MTECHTIPS:-Market Snapshot
Nifty futures witnessed gap up opening following the better global cues but could not able to sustain at higher levels around 5750 levels in absence of follow up buying interest and selling was seen towards 5700 area. Nifty is hovering near 5700 psychological zone if it fails to hold these levels then selling pressure may be seen towards 5600 levels in coming days. Nifty for the day, if it sustains 5750 levels then only rally may be seen towards 5800 levels which will act as immediate resistance zone for the market whereas if it fails to hold 5700 levels on downside then selling pressure may be seen toward s 5670-5650 levels. Nifty future saw marginal decrease in OI by 0.13% with a rise in price by 0.4%. Market witnessed buying interest in CD, HC, IT, FMCG, CG, Banking, Tech and Metal space whereas marginal selling pressure was seen only in Oil & Gas and Power space. Nifty future closed at premium of 19 points as compared premium of 25 points in previous trading session.

MTECHTIPS:-Options Analysis
On the Options front, maximum Put OI is at 5600 followed by 5500 strike price whereas maximum Call OI is at 5800 followed by 6000 strike price. The Put Call Ratio based on Open Interest of Nifty slightly moved up from 1.02 to 1.03 levels. Historical Volatility of Nifty moved down from 17.98 to 17.53 levels and Implied Volatility also moved down from 16.34 to 16.10 levels.
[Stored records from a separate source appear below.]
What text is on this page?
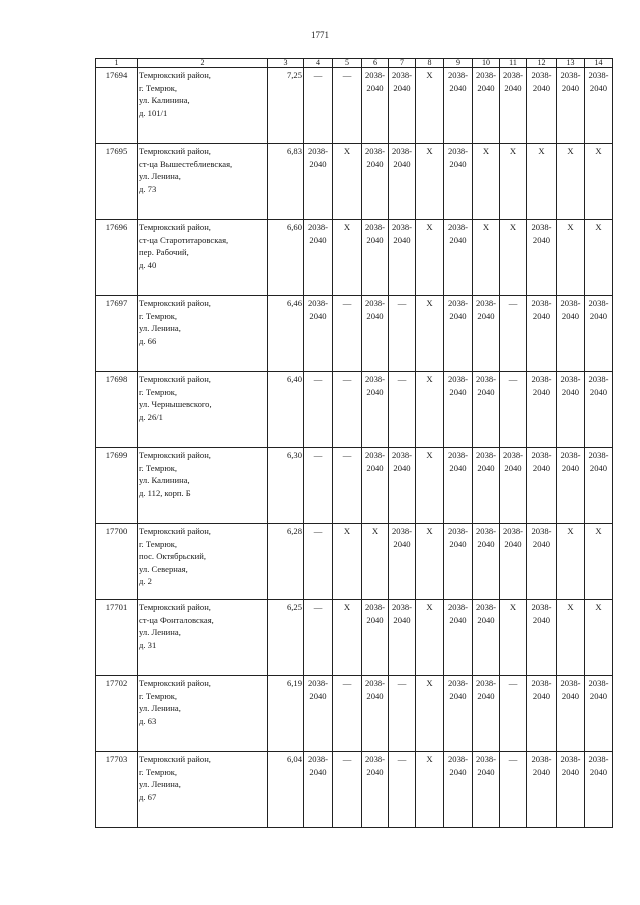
1771
1	2	3	4	5	6	7	8	9	10	11	12	13	14
17694	Темрюкский район,
г. Темрюк,
ул. Калинина,
д. 101/1	7,25	—	—	2038-
2040	2038-
2040	X	2038-
2040	2038-
2040	2038-
2040	2038-
2040	2038-
2040	2038-
2040

17695	Темрюкский район,
ст-ца Вышестеблиевская,
ул. Ленина,
д. 73	6,83	2038-
2040	X	2038-
2040	2038-
2040	X	2038-
2040	X	X	X	X	X

17696	Темрюкский район,
ст-ца Старотитаровская,
пер. Рабочий,
д. 40	6,60	2038-
2040	X	2038-
2040	2038-
2040	X	2038-
2040	X	X	2038-
2040	X	X

17697	Темрюкский район,
г. Темрюк,
ул. Ленина,
д. 66	6,46	2038-
2040	—	2038-
2040	—	X	2038-
2040	2038-
2040	—	2038-
2040	2038-
2040	2038-
2040

17698	Темрюкский район,
г. Темрюк,
ул. Чернышевского,
д. 26/1	6,40	—	—	2038-
2040	—	X	2038-
2040	2038-
2040	—	2038-
2040	2038-
2040	2038-
2040

17699	Темрюкский район,
г. Темрюк,
ул. Калинина,
д. 112, корп. Б	6,30	—	—	2038-
2040	2038-
2040	X	2038-
2040	2038-
2040	2038-
2040	2038-
2040	2038-
2040	2038-
2040

17700	Темрюкский район,
г. Темрюк,
пос. Октябрьский,
ул. Северная,
д. 2	6,28	—	X	X	2038-
2040	X	2038-
2040	2038-
2040	2038-
2040	2038-
2040	X	X

17701	Темрюкский район,
ст-ца Фонталовская,
ул. Ленина,
д. 31	6,25	—	X	2038-
2040	2038-
2040	X	2038-
2040	2038-
2040	X	2038-
2040	X	X

17702	Темрюкский район,
г. Темрюк,
ул. Ленина,
д. 63	6,19	2038-
2040	—	2038-
2040	—	X	2038-
2040	2038-
2040	—	2038-
2040	2038-
2040	2038-
2040

17703	Темрюкский район,
г. Темрюк,
ул. Ленина,
д. 67	6,04	2038-
2040	—	2038-
2040	—	X	2038-
2040	2038-
2040	—	2038-
2040	2038-
2040	2038-
2040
The market turnover increased by 10.2% in terms of number of contracts traded vis--vis previous trading day whereas in terms of rupees increased by 9.99%.

MTECHTIPS:-Technical Snapshot
The Nifty opened the day with gains, and the index soon moved up till afternoon, but some selling emerged in the final hours, but the index managed to close the day with gains. The session was marred by volatility as the rally seemed to be fizzling out when investors started booking partial profits around the psychological 5,700 levels in afternoon trades. However, sanguinity prevailed till the end as investors continued piling- positions in select blue chip stocks. The sentiments also got some boost as private banks viz. ICICI Bank, Kotak Mahindra Bank and HDFC Bank gained on hopes that their quarterly earnings would prove resilient.The gains came despite a sharp downward revision in Indias 2012 growth forecast by the International Monetary Fund (IMF). It expects Indias GDP for 2012 at 4.9 per cent, perhaps the most pessimistic growth outlook by a global body. IMF lowered its forecast despite the government unleashing a series of reforms to attract foreign investment and boost business sentiment in the country. Someamount of support also came in from software counters, which rose to near a percent after the Indian rupee fell to a one-week low on October 8, 2012, and posted its biggest single-day fall in three months. Buying in FMCG space also supported the frontline indices as stocks like Marico, HUL and Gillette India edged higher on favourable outlook for Rabi or winter crop following wide-spread rains in August and September.